In chapter 8, the authors do a nice job of explaining how to write an efficient convolution algorithm that is useful for smoothing and sharpening data sets. Their explanation of how shared memory can play a key role in improving performance is well written. They also handle the issue of “halo” data very well. Benchmark data would have served as a nice conclusion to this chapter.
In chapter 9, the authors provide the best description of the Prefix Sum algorithm I have seen to date. It describes the problem being solved in terms that I can easily relate to - food. They write, “We can illustrate the applications of inclusive scan operations using an example of cutting sausage for a group of people.” They first describe a simple algorithm, then a “work-efficient” algorithm, and then an extension for larger data sets. What puzzles me here is that the authors seem fixated on solving the problem with the least number of total operations (across all threads) as opposed to the least number of operations per thread. They do not mention that the “work-efficient” algorithm requires almost twice as many more operations for the longest-path thread than the simple algorithm. Actual performance benchmarks showing a net throughput gain would be required for a skeptical reader.
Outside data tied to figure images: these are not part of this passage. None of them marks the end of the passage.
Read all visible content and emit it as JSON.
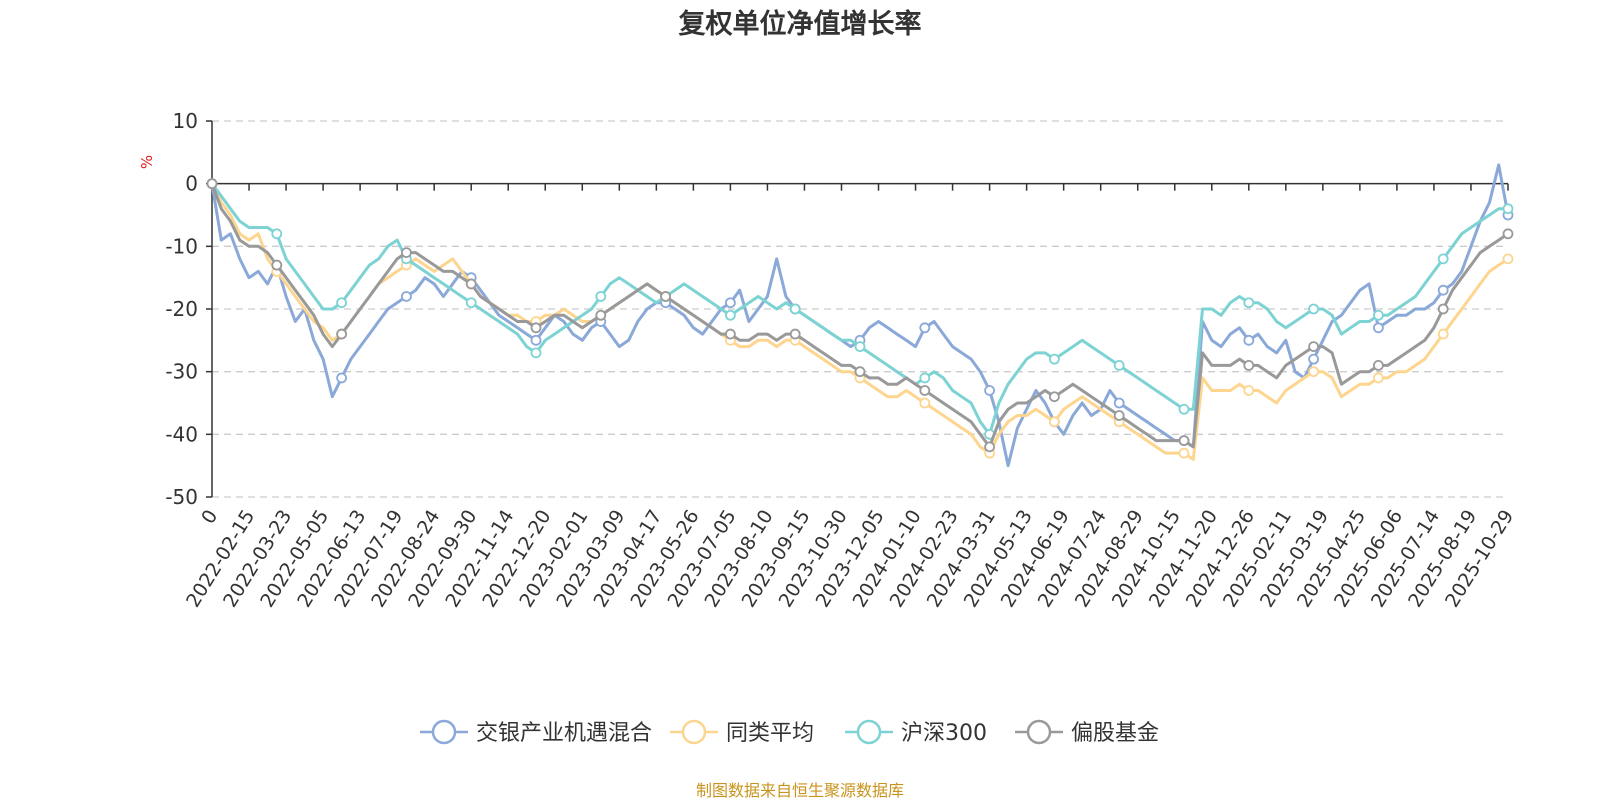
{
  "chart_data": {
    "type": "line",
    "title": "复权单位净值增长率",
    "ylabel": "%",
    "ylim": [
      -50,
      10
    ],
    "yticks": [
      10,
      0,
      -10,
      -20,
      -30,
      -40,
      -50
    ],
    "x_tick_labels": [
      "0",
      "2022-02-15",
      "2022-03-23",
      "2022-05-05",
      "2022-06-13",
      "2022-07-19",
      "2022-08-24",
      "2022-09-30",
      "2022-11-14",
      "2022-12-20",
      "2023-02-01",
      "2023-03-09",
      "2023-04-17",
      "2023-05-26",
      "2023-07-05",
      "2023-08-10",
      "2023-09-15",
      "2023-10-30",
      "2023-12-05",
      "2024-01-10",
      "2024-02-23",
      "2024-03-31",
      "2024-05-13",
      "2024-06-19",
      "2024-07-24",
      "2024-08-29",
      "2024-10-15",
      "2024-11-20",
      "2024-12-26",
      "2025-02-11",
      "2025-03-19",
      "2025-04-25",
      "2025-06-06",
      "2025-07-14",
      "2025-08-19",
      "2025-10-29"
    ],
    "x_index": [
      0,
      1,
      2,
      3,
      4,
      5,
      6,
      7,
      8,
      9,
      10,
      11,
      12,
      13,
      14,
      15,
      16,
      17,
      18,
      19,
      20,
      21,
      22,
      23,
      24,
      25,
      26,
      27,
      28,
      29,
      30,
      31,
      32,
      33,
      34,
      35,
      36,
      37,
      38,
      39,
      40,
      41,
      42,
      43,
      44,
      45,
      46,
      47,
      48,
      49,
      50,
      51,
      52,
      53,
      54,
      55,
      56,
      57,
      58,
      59,
      60,
      61,
      62,
      63,
      64,
      65,
      66,
      67,
      68,
      69,
      70,
      71,
      72,
      73,
      74,
      75,
      76,
      77,
      78,
      79,
      80,
      81,
      82,
      83,
      84,
      85,
      86,
      87,
      88,
      89,
      90,
      91,
      92,
      93,
      94,
      95,
      96,
      97,
      98,
      99,
      100,
      101,
      102,
      103,
      104,
      105,
      106,
      107,
      108,
      109,
      110,
      111,
      112,
      113,
      114,
      115,
      116,
      117,
      118,
      119,
      120,
      121,
      122,
      123,
      124,
      125,
      126,
      127,
      128,
      129,
      130,
      131,
      132,
      133,
      134,
      135,
      136,
      137,
      138,
      139,
      140
    ],
    "grid": true,
    "legend_position": "bottom",
    "series": [
      {
        "name": "交银产业机遇混合",
        "color": "#8aa8d8",
        "values": [
          0,
          -9,
          -8,
          -12,
          -15,
          -14,
          -16,
          -13,
          -18,
          -22,
          -20,
          -25,
          -28,
          -34,
          -31,
          -28,
          -26,
          -24,
          -22,
          -20,
          -19,
          -18,
          -17,
          -15,
          -16,
          -18,
          -16,
          -14,
          -15,
          -17,
          -19,
          -21,
          -22,
          -23,
          -24,
          -25,
          -23,
          -21,
          -22,
          -24,
          -25,
          -23,
          -22,
          -24,
          -26,
          -25,
          -22,
          -20,
          -19,
          -19,
          -20,
          -21,
          -23,
          -24,
          -22,
          -20,
          -19,
          -17,
          -22,
          -20,
          -18,
          -12,
          -18,
          -20,
          -21,
          -22,
          -23,
          -24,
          -25,
          -26,
          -25,
          -23,
          -22,
          -23,
          -24,
          -25,
          -26,
          -23,
          -22,
          -24,
          -26,
          -27,
          -28,
          -30,
          -33,
          -38,
          -45,
          -39,
          -36,
          -33,
          -35,
          -38,
          -40,
          -37,
          -35,
          -37,
          -36,
          -33,
          -35,
          -36,
          -37,
          -38,
          -39,
          -40,
          -41,
          -41,
          -42,
          -22,
          -25,
          -26,
          -24,
          -23,
          -25,
          -24,
          -26,
          -27,
          -25,
          -30,
          -31,
          -28,
          -25,
          -22,
          -21,
          -19,
          -17,
          -16,
          -23,
          -22,
          -21,
          -21,
          -20,
          -20,
          -19,
          -17,
          -16,
          -14,
          -10,
          -6,
          -3,
          3,
          -5
        ]
      },
      {
        "name": "同类平均",
        "color": "#fdd58e",
        "values": [
          0,
          -3,
          -5,
          -8,
          -9,
          -8,
          -12,
          -14,
          -16,
          -18,
          -20,
          -22,
          -23,
          -25,
          -24,
          -22,
          -20,
          -18,
          -16,
          -15,
          -14,
          -13,
          -12,
          -13,
          -14,
          -13,
          -12,
          -14,
          -16,
          -18,
          -19,
          -20,
          -21,
          -21,
          -22,
          -22,
          -21,
          -21,
          -20,
          -21,
          -22,
          -22,
          -21,
          -20,
          -19,
          -18,
          -17,
          -16,
          -17,
          -18,
          -19,
          -20,
          -21,
          -22,
          -23,
          -24,
          -25,
          -26,
          -26,
          -25,
          -25,
          -26,
          -25,
          -25,
          -26,
          -27,
          -28,
          -29,
          -30,
          -30,
          -31,
          -32,
          -33,
          -34,
          -34,
          -33,
          -34,
          -35,
          -36,
          -37,
          -38,
          -39,
          -40,
          -42,
          -43,
          -40,
          -38,
          -37,
          -37,
          -36,
          -37,
          -38,
          -36,
          -35,
          -34,
          -35,
          -36,
          -37,
          -38,
          -39,
          -40,
          -41,
          -42,
          -43,
          -43,
          -43,
          -44,
          -31,
          -33,
          -33,
          -33,
          -32,
          -33,
          -33,
          -34,
          -35,
          -33,
          -32,
          -31,
          -30,
          -30,
          -31,
          -34,
          -33,
          -32,
          -32,
          -31,
          -31,
          -30,
          -30,
          -29,
          -28,
          -26,
          -24,
          -22,
          -20,
          -18,
          -16,
          -14,
          -13,
          -12
        ]
      },
      {
        "name": "沪深300",
        "color": "#7dd3d3",
        "values": [
          0,
          -2,
          -4,
          -6,
          -7,
          -7,
          -7,
          -8,
          -12,
          -14,
          -16,
          -18,
          -20,
          -20,
          -19,
          -17,
          -15,
          -13,
          -12,
          -10,
          -9,
          -12,
          -13,
          -14,
          -15,
          -16,
          -17,
          -18,
          -19,
          -20,
          -21,
          -22,
          -23,
          -24,
          -26,
          -27,
          -25,
          -24,
          -23,
          -22,
          -21,
          -20,
          -18,
          -16,
          -15,
          -16,
          -17,
          -18,
          -19,
          -18,
          -17,
          -16,
          -17,
          -18,
          -19,
          -20,
          -21,
          -20,
          -19,
          -18,
          -19,
          -20,
          -19,
          -20,
          -21,
          -22,
          -23,
          -24,
          -25,
          -25,
          -26,
          -27,
          -28,
          -29,
          -30,
          -31,
          -32,
          -31,
          -30,
          -31,
          -33,
          -34,
          -35,
          -38,
          -40,
          -35,
          -32,
          -30,
          -28,
          -27,
          -27,
          -28,
          -27,
          -26,
          -25,
          -26,
          -27,
          -28,
          -29,
          -30,
          -31,
          -32,
          -33,
          -34,
          -35,
          -36,
          -36,
          -20,
          -20,
          -21,
          -19,
          -18,
          -19,
          -19,
          -20,
          -22,
          -23,
          -22,
          -21,
          -20,
          -20,
          -21,
          -24,
          -23,
          -22,
          -22,
          -21,
          -21,
          -20,
          -19,
          -18,
          -16,
          -14,
          -12,
          -10,
          -8,
          -7,
          -6,
          -5,
          -4,
          -4
        ]
      },
      {
        "name": "偏股基金",
        "color": "#999999",
        "values": [
          0,
          -4,
          -6,
          -9,
          -10,
          -10,
          -11,
          -13,
          -15,
          -17,
          -19,
          -21,
          -24,
          -26,
          -24,
          -22,
          -20,
          -18,
          -16,
          -14,
          -12,
          -11,
          -11,
          -12,
          -13,
          -14,
          -14,
          -15,
          -16,
          -18,
          -19,
          -20,
          -21,
          -22,
          -22,
          -23,
          -22,
          -21,
          -21,
          -22,
          -23,
          -22,
          -21,
          -20,
          -19,
          -18,
          -17,
          -16,
          -17,
          -18,
          -19,
          -20,
          -21,
          -22,
          -23,
          -24,
          -24,
          -25,
          -25,
          -24,
          -24,
          -25,
          -24,
          -24,
          -25,
          -26,
          -27,
          -28,
          -29,
          -29,
          -30,
          -31,
          -31,
          -32,
          -32,
          -31,
          -32,
          -33,
          -34,
          -35,
          -36,
          -37,
          -38,
          -40,
          -42,
          -38,
          -36,
          -35,
          -35,
          -34,
          -33,
          -34,
          -33,
          -32,
          -33,
          -34,
          -35,
          -36,
          -37,
          -38,
          -39,
          -40,
          -41,
          -41,
          -41,
          -41,
          -42,
          -27,
          -29,
          -29,
          -29,
          -28,
          -29,
          -29,
          -30,
          -31,
          -29,
          -28,
          -27,
          -26,
          -26,
          -27,
          -32,
          -31,
          -30,
          -30,
          -29,
          -29,
          -28,
          -27,
          -26,
          -25,
          -23,
          -20,
          -17,
          -15,
          -13,
          -11,
          -10,
          -9,
          -8
        ]
      }
    ],
    "source_note": "制图数据来自恒生聚源数据库"
  }
}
Now before moving forward, let's back up a bit. Even though we have already read CUDA by Example, it is worth reading chapter 6… at least the portion regarding the reduction algorithm starting at the top of page 128. The discussion is rather well written and insightful. Now, onward.
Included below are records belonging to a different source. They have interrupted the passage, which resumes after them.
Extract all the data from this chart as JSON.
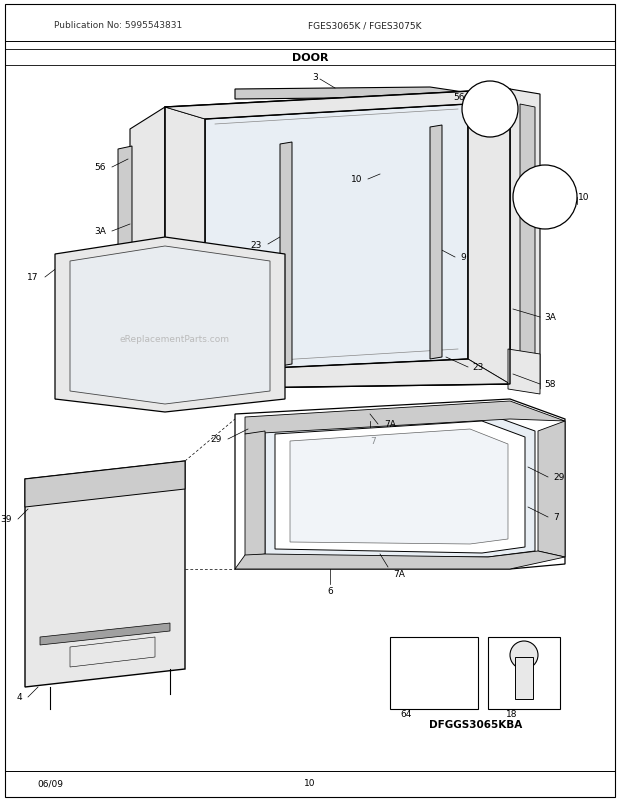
{
  "title": "DOOR",
  "pub_no": "Publication No: 5995543831",
  "model": "FGES3065K / FGES3075K",
  "date": "06/09",
  "page": "10",
  "diagram_label": "DFGGS3065KBA",
  "watermark": "eReplacementParts.com",
  "bg_color": "#ffffff",
  "fig_w": 6.2,
  "fig_h": 8.03,
  "dpi": 100,
  "gray_light": "#e8e8e8",
  "gray_mid": "#cccccc",
  "gray_dark": "#a0a0a0",
  "blue_tint": "#e8eef4",
  "text_color": "#111111",
  "watermark_color": "#bbbbbb"
}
In chapter 13, the authors list the tree-fold goals of parallel computing: solve a given problem in less time, solve bigger problems in the same amount of time, and achieve better solutions for a given problem in a given amount of time. These all make sense, but have not been the reasons I have witnessed for the transition to parallel computing. I believe the biggest motivation for utilizing CUDA is to solve problems that would otherwise be unsolvable. For example, the rate of data generated by many scientific instruments could simply not be processed without a massively parallel computing solution. In other words, CUDA makes things possible.
Also in Chapter 13, they bring up a very important point. Solving problems with thousands of threads requires that software developers think differently. To think of the resources of a GPU as a means by which you can make a parallel-for-loop run faster completely misses the point – and the opportunity the GPU provides. These three chapters then make the book worthwhile.
The chapters on OpenCL, OpenACC, and AMP seem a bit misplaced in a book like this. The author’s coverage of these topics is a bit too superficial to make them useful for serious developers. On page 402, they list the various data types that AMP supports. It would have made sense for the authors to point out that AMP does not support byte and short. When processing large data sets of these types, AMP introduces serious performance penalties.
This then brings me to my biggest concern about this book. There is very little attention paid to the technique of overlapping data transfer operations and with kernel execution. I did happen upon a discussion of streaming in chapter 19, “Programming a Heterogeneous Computing Cluster.” However, the context of the material is with respect to MPI, and those not interested in MPI might easily miss it. Because overlapping I/O with kernel operations can easily double throughput, I believe this topic deserves at least one full chapter. Perhaps in the next edition, we can insert it between chapters 8 and 9? Oh, and let’s add “Overlapped I/O”, “Concurrent” and “Streams” as first class citizens in the index. While we are editing the index, let’s just drop the entry for “Apple’s iPhone Interfaces”. Seriously.
In summary, I believe this is a very helpful book and well written. I would consider it a good resource for CUDA developers. It is not, however, a must-have CUDA resource.